Picchia la moglie con una cinghia
Trentasettenne condannato a due anni di reclusione
TRENTO Ancora una storia di violenza contro una donna, come le tante, troppe, che affollano quotidianamente le cronache. Una storia di dolore e sopraffazione, di maltrattamenti fisici e psicologici, che ha portato alla condanna di un trentasettenne albanese a due anni e un mese di reclusione.
Nemmeno la presenza del figlio di tenerissima età ha mai fermato l’uomo, che per anni ha costretto la moglie a un vissuto di timore costante, fatto di umiliazioni e minacce, fino a portare la donna a temere per la propria vita e per quella del bambino e a decidere di andare via da casa.
L’escalation di scenate di gelosia, ingiurie, percosse, minacce di morte, raggiunge il culmine nel momento in cui l’uomo arriva ad afferrare la moglie alla gola e a colpirla più volte alla schiena con una cinghia, causandole degli ematomi e dicendole che «la prossima volta» l’avrebbe «coperta di sangue».

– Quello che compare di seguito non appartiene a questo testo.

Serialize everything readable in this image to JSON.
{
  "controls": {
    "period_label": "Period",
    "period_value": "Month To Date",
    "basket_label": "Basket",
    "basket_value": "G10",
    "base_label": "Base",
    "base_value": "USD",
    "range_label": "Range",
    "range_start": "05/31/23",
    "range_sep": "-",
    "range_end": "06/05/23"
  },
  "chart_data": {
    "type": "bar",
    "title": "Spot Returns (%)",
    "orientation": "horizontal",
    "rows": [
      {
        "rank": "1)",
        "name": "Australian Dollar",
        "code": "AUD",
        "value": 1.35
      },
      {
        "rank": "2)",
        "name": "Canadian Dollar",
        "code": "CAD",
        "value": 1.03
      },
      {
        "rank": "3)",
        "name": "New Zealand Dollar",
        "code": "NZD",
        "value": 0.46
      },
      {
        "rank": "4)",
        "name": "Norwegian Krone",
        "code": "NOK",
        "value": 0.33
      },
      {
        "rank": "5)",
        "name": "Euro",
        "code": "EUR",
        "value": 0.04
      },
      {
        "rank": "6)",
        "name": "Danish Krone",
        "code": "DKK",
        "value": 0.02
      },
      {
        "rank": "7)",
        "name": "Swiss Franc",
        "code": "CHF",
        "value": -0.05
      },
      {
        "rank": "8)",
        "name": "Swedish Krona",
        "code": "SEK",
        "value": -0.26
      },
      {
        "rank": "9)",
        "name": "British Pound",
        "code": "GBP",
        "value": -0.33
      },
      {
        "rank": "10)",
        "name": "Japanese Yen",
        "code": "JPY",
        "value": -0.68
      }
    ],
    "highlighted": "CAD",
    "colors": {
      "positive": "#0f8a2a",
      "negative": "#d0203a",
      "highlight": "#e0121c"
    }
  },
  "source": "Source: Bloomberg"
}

Non è difficile immaginare lo stato di prostrazione e disperazione della donna. Poco tempo dopo il marito, nel corso di una discussione, era arrivato a colpirla con un pugno alla testa e a distruggerle il telefono cellulare. La donna inizia seriamente a temere per la propria incolumità e per quella del figlio e decide di allontanarsi da casa. Nei confronti dell’uomo era già stata emessa un’ordinanza di divieto di avvicinamento alla moglie, con l’interruzione di ogni forma di comunicazione. È stato condannato anche al risarcimento dei danni.